Friday, February 18, 2011

Webinars, Webexes and other Webbed Presentations

In the last few weeks I've decided to jump into the deepend of the webinar pool. I've helped produce three webinars now.  The one on H1N1 was particularly fun.  At first, I found that it was a really cool, new media that plays to a very diverse audience.  This week, however, I realized that the "new" word doesn't apply.

There are dozens upon dozens of companies doing webinars.  For those of you who haven't gotten your webinar doctorate yet, a webinar, Webex or online presentation is basically a PowerPoint presentation given over the computer. It can be on any subject and there is a webinar on just about everything out there, from rocket science to science fiction. What's great is that it has an unfettered potential for reach.

Here are some of the traits the best webinars have in common:
1. They don't just  read the slide (this one applies to any presentation).
2. They use fun graphics, humor and charts to make it as visual as possible.
3. They have a theme and an outline.  Nobody likes to listen to someone rambling.
4. They give critical information and not just a sales pitch of where to pay for critical information.
5. Most important, there is call to action and follow-up. 
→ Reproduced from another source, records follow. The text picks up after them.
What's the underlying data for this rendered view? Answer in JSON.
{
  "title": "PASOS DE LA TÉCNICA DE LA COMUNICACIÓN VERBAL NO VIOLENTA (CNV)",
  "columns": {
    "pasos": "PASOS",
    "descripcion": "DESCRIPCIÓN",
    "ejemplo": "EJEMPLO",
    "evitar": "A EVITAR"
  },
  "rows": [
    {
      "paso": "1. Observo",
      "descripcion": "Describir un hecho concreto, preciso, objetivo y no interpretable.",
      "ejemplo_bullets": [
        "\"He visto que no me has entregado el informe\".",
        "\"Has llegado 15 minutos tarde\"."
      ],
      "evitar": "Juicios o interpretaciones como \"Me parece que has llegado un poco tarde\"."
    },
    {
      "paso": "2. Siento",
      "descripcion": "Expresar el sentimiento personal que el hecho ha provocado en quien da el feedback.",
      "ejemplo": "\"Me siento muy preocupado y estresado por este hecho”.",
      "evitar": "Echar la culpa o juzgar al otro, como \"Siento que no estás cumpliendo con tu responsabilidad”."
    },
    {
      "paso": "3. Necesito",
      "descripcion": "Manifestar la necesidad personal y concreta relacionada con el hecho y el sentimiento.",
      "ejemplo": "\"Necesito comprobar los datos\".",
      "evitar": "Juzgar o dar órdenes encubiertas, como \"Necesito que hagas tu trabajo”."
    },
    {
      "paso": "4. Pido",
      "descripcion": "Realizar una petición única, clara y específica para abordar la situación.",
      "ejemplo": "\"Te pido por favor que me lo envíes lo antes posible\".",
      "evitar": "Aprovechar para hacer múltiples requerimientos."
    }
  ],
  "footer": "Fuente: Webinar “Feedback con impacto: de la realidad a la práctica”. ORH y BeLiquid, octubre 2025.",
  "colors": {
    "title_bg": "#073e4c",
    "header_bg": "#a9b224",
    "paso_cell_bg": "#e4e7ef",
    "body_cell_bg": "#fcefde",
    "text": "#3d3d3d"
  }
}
Here are some of the worst traits of webinars I've seen:
1. They start slowly.  Start with a bang or else your audience is already checking their inbox.
2. The speaker isn't flexible enough to make it interactive.  Don't just answer questions at the end, use questions.
3. Roll with it.  If a slide doesn't advance or if there's an issue, just keep going.  If you spend a whole minute stopped, trying to figure out the program, you've lost your audience.
4. Practice. Show the presentation to an internal audience so if you stumble it's not in front of possible clients.
5. Energy, energy, energy.  Your audience can't see you.  The only way for them to stay engaged is through your energy and passion.